Plus récemment, en réaction aux préoccupations des membres des Premières nations et avec des fonds offerts par le Yukon Fish and Wildlife Enhancement Trust et le gouvernement du Yukon, le Conseil a commandé une nouvelle évaluation de la situation du corégone du Squanga, espèce actuellement considérée comme vulnérable ou particulièrement préoccupante par le COSEPAC. Cette évaluation est faite sur le terrain—ou plutôt dans l'eau—avec la pleine participation des personnes qui possèdent des connaissances traditionnelles et locales sur cette espèce. L'évaluation est conçue non seulement pour réévaluer cette espèce, mais aussi pour faire des recommandations dans le but d'établir un plan de gestion.
En résumé, il existe au Yukon, en vertu des clauses de l'Accord et à la suite de sa mise en oeuvre, un système qui tient compte des espèces en péril et est capable de les gérer.
En considérant ce qui vient d'être mentionné, nous avons les commentaires suivants à faire au sujet du projet de loi C—5.
En premier lieu, le Conseil reconnaît le besoin d'une loi fédérale dans ce domaine afin de fixer des normes nationales pour protéger les espèces en péril et de permettre au Canada de remplir ses engagements et ses obligations à l'égard des autres pays. Nous reconnaissons également la détermination et l'esprit d'initiative dont le gouvernement fédéral fait preuve en proposant l'adoption de ce projet de loi.
De plus, nous reconnaissons la difficulté d'élaborer des politiques fédérales dans un domaine où de nombreuses provinces et territoires pourraient percevoir cela comme une intrusion. Au Yukon, cela nous touche particulièrement du fait que le gouvernement fédéral contrôle la majorité des terres. Par conséquent, ce projet de loi risque de s'ingérer dans les affaires du Yukon à un degré beaucoup plus élevé que dans celles des provinces. Nous croyons toutefois que l'approche coopérative et consultative prévue dans le projet de loi constitue un pas en avant. Nous croyons que cette approche pourrait être efficace.

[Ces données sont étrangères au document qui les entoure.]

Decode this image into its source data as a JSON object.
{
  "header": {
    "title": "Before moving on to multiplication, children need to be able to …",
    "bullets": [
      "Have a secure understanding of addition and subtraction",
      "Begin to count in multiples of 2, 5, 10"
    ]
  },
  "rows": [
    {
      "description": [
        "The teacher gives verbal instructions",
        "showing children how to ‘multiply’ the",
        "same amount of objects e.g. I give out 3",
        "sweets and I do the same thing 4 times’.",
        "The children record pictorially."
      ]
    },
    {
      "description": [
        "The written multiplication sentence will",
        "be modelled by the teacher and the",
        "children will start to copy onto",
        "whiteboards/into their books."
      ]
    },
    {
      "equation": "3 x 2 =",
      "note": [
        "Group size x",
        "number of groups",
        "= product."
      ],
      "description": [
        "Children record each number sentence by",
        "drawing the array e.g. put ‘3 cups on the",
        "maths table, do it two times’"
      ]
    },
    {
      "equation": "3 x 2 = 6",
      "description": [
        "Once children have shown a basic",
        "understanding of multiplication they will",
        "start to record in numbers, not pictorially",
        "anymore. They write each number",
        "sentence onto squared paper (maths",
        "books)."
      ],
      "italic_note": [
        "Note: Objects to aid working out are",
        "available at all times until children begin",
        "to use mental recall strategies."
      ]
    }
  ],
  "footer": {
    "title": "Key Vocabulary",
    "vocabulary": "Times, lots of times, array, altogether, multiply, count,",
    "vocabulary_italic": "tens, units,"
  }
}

Par contre, nous savons et nous avons entendu dire que plusieurs personnes jugent ce projet de loi trop mou. D'autres personnes estiment qu'il est dur au point d'entraver le développement économique. À notre avis, ce projet de loi réalise un équilibre typiquement canadien. Il fait des compromis et il nous permettra de traiter le problème des espèces en péril avec efficacité, sans affecter de façon excessive le développement économique. Une des raisons pour lesquelles nous sommes en faveur de ce projet de loi vient de l'approche consultative adoptée par Environnement Canada durant son élaboration.
Trop souvent, au Yukon, nous nous sentons exclus quand le gouvernement fédéral adopte une loi ayant des répercussions sur notre vie. Dans ce cas, je pense que le ministère de l'Environnement a fixé un nouveau point de repère en ce qui concerne le niveau de consultation accordé aux organismes responsables des revendications territoriales. Une des principales causes de frustration dans leurs négociations avec le gouvernement fédéral est que, pour employer une formule courante au Yukon, on dirait presque qu'Ottawa a signé l'Accord à un moment d'égarement et qu'il a ensuite continué d'agir comme d'habitude.
• 0925
Dans ce cas-ci, un nouveau jalon a été posé et nous félicitons
le ministère de l'Environnement pour son processus de consultation.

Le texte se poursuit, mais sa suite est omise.